Я показываю ему присланные Хьюго смс, вытаскиваю из-под кухонной раковины дорогую бутылку “Моэта”. Том поднимает брови.
Когда я проигрываю запись на автоответчике, я уже не боюсь услышать голос Хьюго. Я даже распознаю нотку отчаяния, затаившуюся за его изысканным произношением.
– Забавно, кое-кто из других моих собеседников рассказывал о похожих вещах – о том, как ни с того ни с сего получал от Хьюго послание. Попытки подкупа, все в таком роде.
– Это их напугало? – спрашиваю я.
– Не всех. Большинство все равно соглашаются на разговор.
Толпа живых мертвецов настигает свою добычу. Больше не молчит.
– Да пора бы уж, – объявляю я Тому, и моя рука медленно сжимается в кулак. – Я хочу, чтобы он столкнулся со всеми карьерами и жизнями, которые испортил. Со всеми фильмами, которые мы могли бы сделать, если бы остались в киноиндустрии. Если бы нас не… трогали.
Моя чашка жасминового чая опустела, и я жду, когда где-то по соседству стихнет сирена. Я хочу сказать кое-что еще.
– Знаете, почему сексуализированное насилие так расчеловечивает? – с вызовом спрашиваю я.

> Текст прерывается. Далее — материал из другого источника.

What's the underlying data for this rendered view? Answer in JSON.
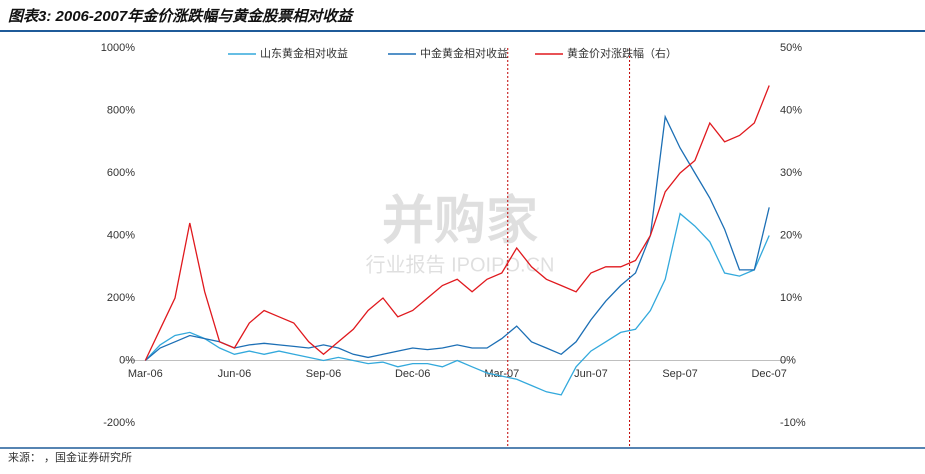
{
  "title": "图表3: 2006-2007年金价涨跌幅与黄金股票相对收益",
  "source": "来源：  ，国金证券研究所",
  "watermark": [
    "并购家",
    "行业报告 IPOIPO.CN"
  ],
  "chart_data": {
    "type": "line",
    "x": [
      0,
      0.5,
      1,
      1.5,
      2,
      2.5,
      3,
      3.5,
      4,
      4.5,
      5,
      5.5,
      6,
      6.5,
      7,
      7.5,
      8,
      8.5,
      9,
      9.5,
      10,
      10.5,
      11,
      11.5,
      12,
      12.5,
      13,
      13.5,
      14,
      14.5,
      15,
      15.5,
      16,
      16.5,
      17,
      17.5,
      18,
      18.5,
      19,
      19.5,
      20,
      20.5,
      21
    ],
    "xlim": [
      -0.75,
      21.7
    ],
    "xticks": [
      {
        "value": 0,
        "label": "Mar-06"
      },
      {
        "value": 3,
        "label": "Jun-06"
      },
      {
        "value": 6,
        "label": "Sep-06"
      },
      {
        "value": 9,
        "label": "Dec-06"
      },
      {
        "value": 12,
        "label": "Mar-07"
      },
      {
        "value": 15,
        "label": "Jun-07"
      },
      {
        "value": 18,
        "label": "Sep-07"
      },
      {
        "value": 21,
        "label": "Dec-07"
      }
    ],
    "ylim": [
      -200,
      1000
    ],
    "yticks": [
      {
        "value": -200,
        "label": "-200%"
      },
      {
        "value": 0,
        "label": "0%"
      },
      {
        "value": 200,
        "label": "200%"
      },
      {
        "value": 400,
        "label": "400%"
      },
      {
        "value": 600,
        "label": "600%"
      },
      {
        "value": 800,
        "label": "800%"
      },
      {
        "value": 1000,
        "label": "1000%"
      }
    ],
    "y2lim": [
      -10,
      50
    ],
    "y2ticks": [
      {
        "value": -10,
        "label": "-10%"
      },
      {
        "value": 0,
        "label": "0%"
      },
      {
        "value": 10,
        "label": "10%"
      },
      {
        "value": 20,
        "label": "20%"
      },
      {
        "value": 30,
        "label": "30%"
      },
      {
        "value": 40,
        "label": "40%"
      },
      {
        "value": 50,
        "label": "50%"
      }
    ],
    "grid": false,
    "vertical_lines": [
      12.2,
      16.3
    ],
    "vertical_line_color": "#c00000",
    "series": [
      {
        "name": "山东黄金相对收益",
        "color": "#33a9dc",
        "values": [
          0,
          50,
          80,
          90,
          70,
          40,
          20,
          30,
          20,
          30,
          20,
          10,
          0,
          10,
          0,
          -10,
          -5,
          -20,
          -10,
          -10,
          -20,
          0,
          -20,
          -40,
          -50,
          -60,
          -80,
          -100,
          -110,
          -20,
          30,
          60,
          90,
          100,
          160,
          260,
          470,
          430,
          380,
          280,
          270,
          290,
          400
        ]
      },
      {
        "name": "中金黄金相对收益",
        "color": "#1c6fb5",
        "values": [
          0,
          40,
          60,
          80,
          70,
          60,
          40,
          50,
          55,
          50,
          45,
          40,
          50,
          40,
          20,
          10,
          20,
          30,
          40,
          35,
          40,
          50,
          40,
          40,
          70,
          110,
          60,
          40,
          20,
          60,
          130,
          190,
          240,
          280,
          400,
          780,
          680,
          600,
          520,
          420,
          290,
          290,
          490
        ]
      },
      {
        "name": "黄金价对涨跌幅（右）",
        "color": "#e0191e",
        "axis": "y2",
        "values": [
          0,
          5,
          10,
          22,
          11,
          3,
          2,
          6,
          8,
          7,
          6,
          3,
          1,
          3,
          5,
          8,
          10,
          7,
          8,
          10,
          12,
          13,
          11,
          13,
          14,
          18,
          15,
          13,
          12,
          11,
          14,
          15,
          15,
          16,
          20,
          27,
          30,
          32,
          38,
          35,
          36,
          38,
          44
        ]
      }
    ]
  }
}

– Что? – отвечает Том. – Скажите.
Потому что оно сводит тебя, женщину, просто-напросто к плоти для сексуальных утех. Все, что составляет тебя как личность – твой ум, твой талант, твое образование, твои годы стажа, целая жизнь, прошедшая в преклонении перед кино, – все это уничтожается в ту секунду, когда тебя против твоей воли припирают к стене, лапают, щупают, а то и что похуже. Ты просто-напросто перестаешь существовать как живой человек, которому есть что сказать.
С другой стороны, посмотрите, как нас изображают на экране – наши тела выставляют напоказ, наши годы убавляют, наши роли урезают. Может, оно и неудивительно: образ и реальность.
– Есть у меня наивная мечта, – говорю я. – Вот бы мы могли работать по-другому… никаких запугиваний, никаких идиотских вечеринок, никаких карьер через постель. Просто люди, объединенные любовью к этому искусству. Только подумайте, какие фильмы можно было бы сделать.
– Ну, – говорит Том, – все меняется. И начинается это с того, что истории вроде вашей становится слышно.
Я киваю.
– Я почти уверена, что с тех пор были и другие женщины. Так что скрывать правду больше смысла нет. В конце концов, что было, то было.
– Вы еще перенесли это лучше других, – добавляет Том. – Некоторые женщины… Были попытки самоубийства, тысячи, потраченные на терапию. Вы в хорошем виде.
Я думаю об этом; вот и еще кое-что вышло наружу.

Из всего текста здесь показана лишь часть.